COLUMBUS, Ohio — On Nov. 16, 2019, Sara Rott and her husband Dan welcomed their little girl Lucy. Her original due date was Feb. 26.
“I’ve been into the NICU, and I’ve seen small babies, but then when I saw Lucy, it was — I mean I was terrified. I had never seen anything that small before in my life,” said Dan.
Sara and Dan went out of town just a week before Lucy was born. There were no pregnancy complications to speak of.
“Pregnancy was going smooth; everything was great,” said Sara.
Days later, Sara started experiencing extreme pain, prompting a visit to the hospital and grim projections from doctors.
“They basically said you have to get her over 30 weeks, and we really want you to get to 34 weeks.
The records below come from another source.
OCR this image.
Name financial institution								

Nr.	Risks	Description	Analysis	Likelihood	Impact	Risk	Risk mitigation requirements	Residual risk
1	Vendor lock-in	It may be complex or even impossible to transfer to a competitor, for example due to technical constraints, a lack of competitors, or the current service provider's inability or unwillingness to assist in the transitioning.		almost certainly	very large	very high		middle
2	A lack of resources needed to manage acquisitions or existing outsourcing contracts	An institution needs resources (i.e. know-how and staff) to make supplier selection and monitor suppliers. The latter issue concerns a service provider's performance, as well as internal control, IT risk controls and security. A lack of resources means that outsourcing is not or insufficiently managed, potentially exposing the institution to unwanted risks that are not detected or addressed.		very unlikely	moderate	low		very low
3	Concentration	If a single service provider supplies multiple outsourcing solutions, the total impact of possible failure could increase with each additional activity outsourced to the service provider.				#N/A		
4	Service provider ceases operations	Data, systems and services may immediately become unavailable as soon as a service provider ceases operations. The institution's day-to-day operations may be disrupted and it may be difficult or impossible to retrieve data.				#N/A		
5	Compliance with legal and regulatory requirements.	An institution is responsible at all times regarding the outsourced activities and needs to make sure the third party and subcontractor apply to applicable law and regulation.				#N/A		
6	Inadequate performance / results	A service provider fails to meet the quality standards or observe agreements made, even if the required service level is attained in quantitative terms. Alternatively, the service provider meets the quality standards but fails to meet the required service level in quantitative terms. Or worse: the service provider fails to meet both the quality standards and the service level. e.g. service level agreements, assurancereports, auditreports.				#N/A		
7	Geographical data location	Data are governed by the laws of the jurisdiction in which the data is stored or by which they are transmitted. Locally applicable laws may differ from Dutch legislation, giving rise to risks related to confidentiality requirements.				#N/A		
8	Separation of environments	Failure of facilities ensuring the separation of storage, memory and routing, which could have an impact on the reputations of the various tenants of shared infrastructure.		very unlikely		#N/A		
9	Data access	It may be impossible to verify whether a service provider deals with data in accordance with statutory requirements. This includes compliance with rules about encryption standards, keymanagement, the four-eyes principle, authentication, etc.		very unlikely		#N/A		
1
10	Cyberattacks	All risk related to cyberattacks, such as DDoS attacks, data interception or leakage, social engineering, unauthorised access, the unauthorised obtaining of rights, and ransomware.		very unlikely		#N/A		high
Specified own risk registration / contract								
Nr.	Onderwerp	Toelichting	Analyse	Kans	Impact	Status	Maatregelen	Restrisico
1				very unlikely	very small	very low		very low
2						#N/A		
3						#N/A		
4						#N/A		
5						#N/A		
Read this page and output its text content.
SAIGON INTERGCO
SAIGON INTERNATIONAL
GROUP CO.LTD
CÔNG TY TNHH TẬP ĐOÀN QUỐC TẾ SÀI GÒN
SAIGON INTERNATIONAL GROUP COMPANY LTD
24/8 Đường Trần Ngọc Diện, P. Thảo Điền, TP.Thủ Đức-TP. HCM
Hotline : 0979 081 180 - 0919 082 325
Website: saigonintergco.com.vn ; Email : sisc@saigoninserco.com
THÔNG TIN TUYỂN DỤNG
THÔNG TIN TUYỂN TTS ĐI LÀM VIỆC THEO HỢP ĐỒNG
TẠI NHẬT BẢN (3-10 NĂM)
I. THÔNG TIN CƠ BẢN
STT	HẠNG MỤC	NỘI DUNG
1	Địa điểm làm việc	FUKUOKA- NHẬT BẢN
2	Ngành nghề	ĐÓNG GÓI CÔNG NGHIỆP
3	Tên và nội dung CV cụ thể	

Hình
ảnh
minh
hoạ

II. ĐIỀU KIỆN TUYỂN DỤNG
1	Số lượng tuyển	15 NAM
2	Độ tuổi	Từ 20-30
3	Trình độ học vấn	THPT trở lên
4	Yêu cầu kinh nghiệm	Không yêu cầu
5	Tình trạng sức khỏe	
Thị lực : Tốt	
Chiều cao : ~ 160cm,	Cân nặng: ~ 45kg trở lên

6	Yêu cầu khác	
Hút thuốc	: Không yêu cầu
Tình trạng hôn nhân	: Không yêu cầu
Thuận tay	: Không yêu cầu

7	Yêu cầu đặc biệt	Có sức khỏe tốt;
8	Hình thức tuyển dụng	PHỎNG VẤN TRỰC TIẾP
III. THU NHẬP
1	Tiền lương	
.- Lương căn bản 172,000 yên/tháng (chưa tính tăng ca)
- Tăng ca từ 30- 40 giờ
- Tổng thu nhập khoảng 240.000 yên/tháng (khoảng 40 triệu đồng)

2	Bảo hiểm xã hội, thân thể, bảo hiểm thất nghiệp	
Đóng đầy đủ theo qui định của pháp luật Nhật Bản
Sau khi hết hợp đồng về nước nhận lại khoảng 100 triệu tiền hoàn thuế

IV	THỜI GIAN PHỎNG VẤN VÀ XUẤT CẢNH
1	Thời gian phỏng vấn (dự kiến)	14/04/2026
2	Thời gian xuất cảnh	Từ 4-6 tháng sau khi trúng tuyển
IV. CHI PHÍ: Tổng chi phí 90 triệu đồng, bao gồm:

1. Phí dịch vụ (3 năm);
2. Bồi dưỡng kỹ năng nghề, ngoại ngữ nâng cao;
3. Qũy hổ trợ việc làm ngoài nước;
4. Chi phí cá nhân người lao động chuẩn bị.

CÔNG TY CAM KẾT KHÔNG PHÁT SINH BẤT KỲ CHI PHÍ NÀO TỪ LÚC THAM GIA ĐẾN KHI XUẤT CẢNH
Once it hit 30 weeks, it was going to be day to day we were basically going to be doing ultrasounds every other day,” said Dan.
Lucy was born just 26 weeks into Sara's pregnancy, but with the help of doctors and nurses, she made it past her first birthday.
Director of Infant Wellness at Nationwide Children’s Hospital Christine Sander says she fits into a statewide statistic.
“The prematurity rate for our earliest born babies the less than 32 week old gestational age hovers between 1.8% and 3% of births,” said Sander.
She says there are no signs to detect the likelihood of having a premature birth.
“There is unfortunately not one key driver of a birth becoming premature. If there werex, it would be a lot easier to coordinate the intervention to impact that.”
And while Lucy still has some health issues today, such as needing a feeding tube, the Rott's are cherishing their journey.
“She might not be 100% the normal child that everyone would expect to be. From where we started at one pound to barely the size of my hands to now, just to show people as hard as it is and as difficult as the journey will be as much of a rollercoaster, as Sara says it is, in the end it’s still the greatest. I wouldn't change a moment of it," said Dan.